To downvoters: It is customary to explain unobvious downvotes. I've just demonstrated with multiple references that both of the top human killers on the second most populated continent in the world are larger than humans, and they are herbivores to boot. This would seem, to me anyway, to argue pretty decisively against Armak's theory that carnivores are more dangerous than large animals.

Comment author: Alicorn 06 December 2009 01:02:46AM 0 points [-]

I didn't downvote you, but the example didn't seem to contradict the claim, which was:

The total life risk of "being hurt by a carnivore" is much greater than the total life risk of "being hurt by an animal bigger than me".

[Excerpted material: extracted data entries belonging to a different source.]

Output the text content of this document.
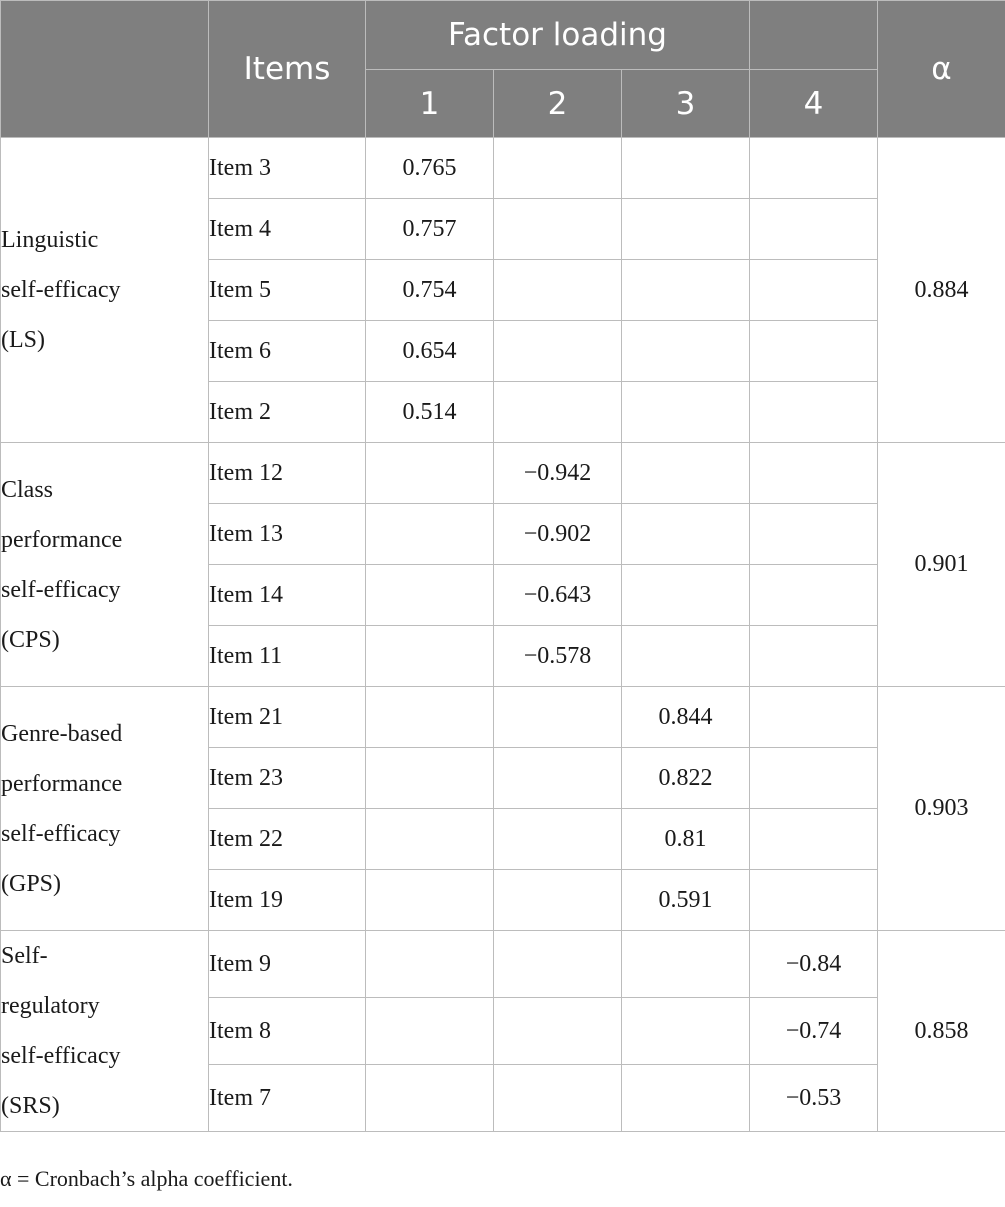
	Items	Factor loading				α
		1	2	3	4	

Linguistic
self-efficacy
(LS)	Item 3	0.765				0.884
	Item 4	0.757				
	Item 5	0.754				
	Item 6	0.654				
	Item 2	0.514				

Class
performance
self-efficacy
(CPS)	Item 12		−0.942			0.901
	Item 13		−0.902			
	Item 14		−0.643			
	Item 11		−0.578			

Genre-based
performance
self-efficacy
(GPS)	Item 21			0.844		0.903
	Item 23			0.822		
	Item 22			0.81		
	Item 19			0.591		

Self-
regulatory
self-efficacy
(SRS)	Item 9				−0.84	0.858
	Item 8				−0.74	
	Item 7				−0.53	
α = Cronbach’s alpha coefficient.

Being hurt =/= being killed. Even in Africa, I'm sure people get scratched by housecats or bitten by dogs sometimes, and I don't think so many people are attacked (fatally or no) by hippos that hippos are more likely to hurt any given person than small carnivores. (Heck, if we count mosquitoes...) DanArmak's point seems to be that large animals are mostly avoidable if you want to avoid them. Small carnivores are not necessarily as easy to avoid.

Comment author: gwern 06 December 2009 01:25:59AM 3 points [-]

Literally read, 'hurt' doesn't mean being killed. But look at the examples Dan was using: tigers, snakes, leopards, lions. Is it unreasonable to infer that he was really talking about mortal dangers & hurts?